But the more that wealthy children live and breathe iPads and laptops, the greater the risk that this will entrench economic divisions between kids who are electronically “literate” and thus being trained to cope with an increasingly digitised economy – and those who are not. Or, to put it another way, as the economy becomes increasingly split between skilled and unskilled jobs, the risk is that poorer children will become shut out, from a very young age, from the productive parts of the economy because they do not have access to this electronic world.
This is where the Oakland hackathon comes in. Right now, events such as these are merely a cosmetic gesture: a mere 180 teenagers attended last weekend’s coding session and a similar number in another, earlier experiment in San Francisco. But Wadhwa is convinced that these gestures can open teenagers’ eyes to the cyber world. “By the end of the day we had kids saying they want to go into software – it was amazing,” he recalls, pointing out that when these poor teenagers started designing innovative apps of their own, “they didn’t do the type of frothy social stuff that often comes out of Silicon Valley, but much more useful apps, like homework apps or teacher apps or stuff for drug abuse”.
Wadhwa hopes this could provide a model that could spread. For one of the most interesting parts of the experiment is that it entails what management thinkers call “reverse innovation” – namely, importing clever ideas from the developing world into the west (rather than the other way round). Most notably, the Oakland hackathon was conducted using a $40 basic tablet known as the Aakash, which was developed in India for poor consumers. By using this “developing world” device, Wadhwa hopes to get around the fact that the dazzling gadgets now emanating from Silicon Valley are too expensive for poor children. As such, this echoes the strategy of the One Laptop Per Child campaign developed by Nicholas Negroponte at MIT, which also uses basic, cheap machines to teach computing skills to children in developing countries such as Uruguay.

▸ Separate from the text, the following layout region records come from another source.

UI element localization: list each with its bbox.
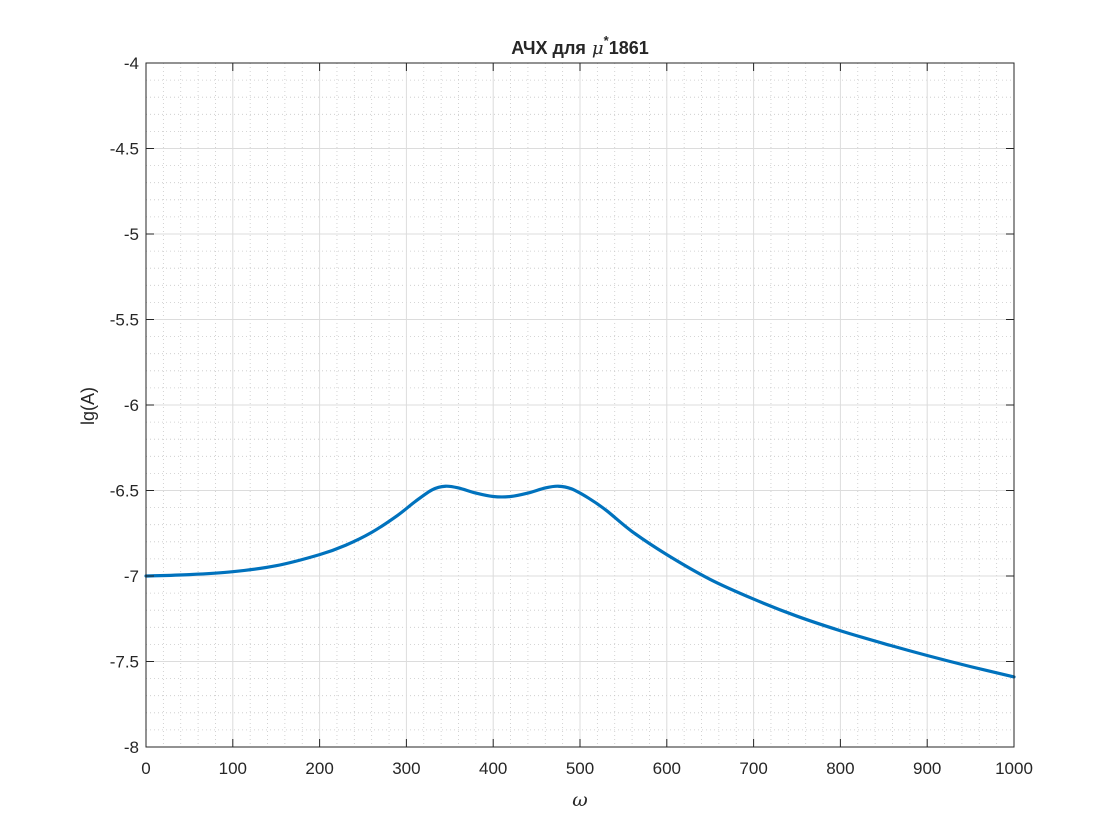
x-tick-label: 800 — [826, 759, 854, 778]
y-tick-label: -5.5 — [110, 311, 139, 330]
major-grid — [146, 63, 1014, 747]
x-axis-label: ω — [572, 789, 588, 811]
x-tick-label: 1000 — [995, 759, 1033, 778]
y-tick-label: -4.5 — [110, 140, 139, 159]
x-axis-ticks: 0 100 200 300 400 500 600 700 800 900 1000 — [141, 63, 1033, 778]
minor-grid — [146, 63, 1014, 747]
x-tick-label: 100 — [219, 759, 247, 778]
x-tick-label: 900 — [913, 759, 941, 778]
x-tick-label: 600 — [653, 759, 681, 778]
y-tick-label: -4 — [124, 54, 139, 73]
x-tick-label: 400 — [479, 759, 507, 778]
x-tick-label: 200 — [305, 759, 333, 778]
chart-title: АЧХ для μ*1861 — [511, 33, 648, 59]
x-tick-label: 500 — [566, 759, 594, 778]
title-suffix: 1861 — [609, 38, 649, 58]
title-prefix: АЧХ для — [511, 38, 586, 58]
title-superscript: * — [604, 33, 610, 48]
series-layer — [144, 484, 1016, 679]
title-mu-symbol: μ — [592, 38, 604, 59]
x-tick-label: 300 — [392, 759, 420, 778]
y-axis-label: lg(A) — [78, 387, 98, 425]
series-line — [144, 484, 1016, 679]
y-tick-label: -6 — [124, 396, 139, 415]
x-tick-label: 0 — [141, 759, 150, 778]
x-tick-label: 700 — [739, 759, 767, 778]
y-axis-ticks: -8 -7.5 -7 -6.5 -6 -5.5 -5 -4.5 -4 — [110, 54, 1014, 757]
y-tick-label: -7.5 — [110, 653, 139, 672]
y-tick-label: -8 — [124, 738, 139, 757]
y-tick-label: -6.5 — [110, 482, 139, 501]
y-tick-label: -7 — [124, 567, 139, 586]
y-tick-label: -5 — [124, 225, 139, 244]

Whether the hackathons will work remains to be seen. But Wadhwa is already savouring one tiny victory. When he met his teenage would-be coders in Oakland he asked if any of them dreamt of becoming the next Mark Zuckerberg – and, initially, only two hands went up. But by the end of the day, as he tells the tale, almost everyone declared that they wanted to be a Zuckerberg – of sorts. But, Wadhwa adds: “[Then] we agreed that we needed to stop using Zuckerberg as the example. We want the next example to be a José or a Keisha.” It is a small, inspiring thought; and, of course, a revealing sign of what a mountain men such as Wadhwa now need to climb.